Se a divergência de ideias publicadas em redes sociais já foi capaz de dissolver relações, uma viagem de ônibus do Brasil até o Uruguai com passageiros que pensam diferente poderia ser catastrófica. Com um desfecho surpreendente, foi o que Caco Ciocler fez em Partida, um documentário com pinceladas ficcionais que traz a jornada de uma atriz que decide se candidatar à Presidência da República em 2022 e embarca para o país vizinho para tentar passar a virada do ano ao lado do ex-presidente Pepe Mujica. Com ela, pessoas com ideais destoantes. Um deles é Léo, um empresário com posições políticas bem diferentes das dela, que acaba se tornando o maior parceiro de jornada.

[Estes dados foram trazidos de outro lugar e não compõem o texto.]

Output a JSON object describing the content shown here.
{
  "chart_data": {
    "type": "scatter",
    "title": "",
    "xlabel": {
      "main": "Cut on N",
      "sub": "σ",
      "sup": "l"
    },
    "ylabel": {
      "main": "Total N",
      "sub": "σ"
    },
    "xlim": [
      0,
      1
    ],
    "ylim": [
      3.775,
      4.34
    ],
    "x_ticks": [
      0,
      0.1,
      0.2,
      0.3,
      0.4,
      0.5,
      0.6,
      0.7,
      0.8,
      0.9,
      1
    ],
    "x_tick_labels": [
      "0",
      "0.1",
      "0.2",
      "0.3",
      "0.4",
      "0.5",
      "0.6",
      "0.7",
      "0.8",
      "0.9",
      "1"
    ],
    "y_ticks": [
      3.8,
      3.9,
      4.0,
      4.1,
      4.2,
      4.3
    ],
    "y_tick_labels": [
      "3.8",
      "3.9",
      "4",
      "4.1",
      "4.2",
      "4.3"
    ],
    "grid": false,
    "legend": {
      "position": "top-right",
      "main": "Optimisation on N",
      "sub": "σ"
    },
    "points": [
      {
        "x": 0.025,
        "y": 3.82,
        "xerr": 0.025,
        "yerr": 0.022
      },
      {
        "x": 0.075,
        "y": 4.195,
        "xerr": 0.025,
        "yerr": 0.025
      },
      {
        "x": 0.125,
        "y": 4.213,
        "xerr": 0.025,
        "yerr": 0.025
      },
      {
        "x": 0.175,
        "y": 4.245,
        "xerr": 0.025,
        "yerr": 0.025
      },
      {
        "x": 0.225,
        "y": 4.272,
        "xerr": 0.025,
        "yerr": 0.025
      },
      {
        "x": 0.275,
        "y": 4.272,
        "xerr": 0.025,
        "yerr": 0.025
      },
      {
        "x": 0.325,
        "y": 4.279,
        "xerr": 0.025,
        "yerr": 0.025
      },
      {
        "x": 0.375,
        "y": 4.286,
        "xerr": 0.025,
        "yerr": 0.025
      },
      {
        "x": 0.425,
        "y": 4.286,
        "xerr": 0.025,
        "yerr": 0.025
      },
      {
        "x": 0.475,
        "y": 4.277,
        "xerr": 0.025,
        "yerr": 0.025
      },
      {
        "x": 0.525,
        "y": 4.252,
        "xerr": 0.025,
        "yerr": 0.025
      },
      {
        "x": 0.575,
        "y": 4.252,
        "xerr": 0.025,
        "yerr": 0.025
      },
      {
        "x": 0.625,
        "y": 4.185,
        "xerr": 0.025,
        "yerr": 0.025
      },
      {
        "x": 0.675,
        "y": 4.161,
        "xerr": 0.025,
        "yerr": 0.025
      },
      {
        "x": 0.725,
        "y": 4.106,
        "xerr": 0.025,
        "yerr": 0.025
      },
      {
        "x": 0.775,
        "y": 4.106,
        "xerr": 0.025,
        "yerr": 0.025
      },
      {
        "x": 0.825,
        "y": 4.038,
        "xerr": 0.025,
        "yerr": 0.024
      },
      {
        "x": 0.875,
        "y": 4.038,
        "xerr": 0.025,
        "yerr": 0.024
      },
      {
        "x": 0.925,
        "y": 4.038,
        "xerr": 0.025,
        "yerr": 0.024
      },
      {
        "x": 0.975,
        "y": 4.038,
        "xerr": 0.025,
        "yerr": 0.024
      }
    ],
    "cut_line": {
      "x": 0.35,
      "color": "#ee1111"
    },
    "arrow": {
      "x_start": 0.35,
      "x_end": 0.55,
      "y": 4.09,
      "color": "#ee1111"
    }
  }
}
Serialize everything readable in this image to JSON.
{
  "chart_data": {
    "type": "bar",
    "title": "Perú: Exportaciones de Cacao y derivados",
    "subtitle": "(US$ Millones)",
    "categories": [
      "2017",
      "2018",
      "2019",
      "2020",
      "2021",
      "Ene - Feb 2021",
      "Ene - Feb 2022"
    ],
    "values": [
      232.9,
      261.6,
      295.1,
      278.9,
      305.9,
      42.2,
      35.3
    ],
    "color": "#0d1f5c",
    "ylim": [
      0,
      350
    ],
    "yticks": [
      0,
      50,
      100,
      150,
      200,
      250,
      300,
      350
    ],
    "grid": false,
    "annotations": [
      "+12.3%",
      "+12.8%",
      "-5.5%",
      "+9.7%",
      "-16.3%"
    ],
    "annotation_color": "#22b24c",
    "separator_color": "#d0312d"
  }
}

O longa, que chegou ao público nessa semana, foi gravado logo após as eleições de 2018. Como narra Ciocler, o país mostrava claros sinais de divisão, de ferrenhas discussões e de brigas intermináveis. Dois anos depois, o filme não perdeu a temporalidade. “Sempre achei que a gente precisasse correr com o filme porque ele foi feito em um momento muito específico e poderia envelhecer a qualquer momento, dependendo do que acontecesse com esse governo. Mas felizmente pro filme e infelizmente para a história, acho que o país continua dividido, continua rachado, intransigente e desgovernado. As pessoas continuam precisando voltar a conversar, voltar a escutar”, disse o diretor para o programa Set Guaíba da Rádio Guaíba.
Sem roteiro e sem texto pré-definido, Partida foi concebido da forma mais espontânea possível. O importante era que o elenco emprestasse personagens para as figuras em cena na busca por ressaltar discussões. Um grande jogo de improvisação, calcado no repertório pessoal de cada ator. O espectador pode se perguntar, em algum momento, onde começa a ficção dentro da realidade. A dúvida também pode surgir ao tentar identificar o que é utopia dentro do que pode realmente se concretizar. O filme perpassa a perspectiva de um ideal, mesmo que utópico. “Nesse momento nós estamos mais sensíveis à questão dos sonhos, de lutar pelo que se acredita. Eu acho que tudo isso ressignificou o filme”, disse Ciocler.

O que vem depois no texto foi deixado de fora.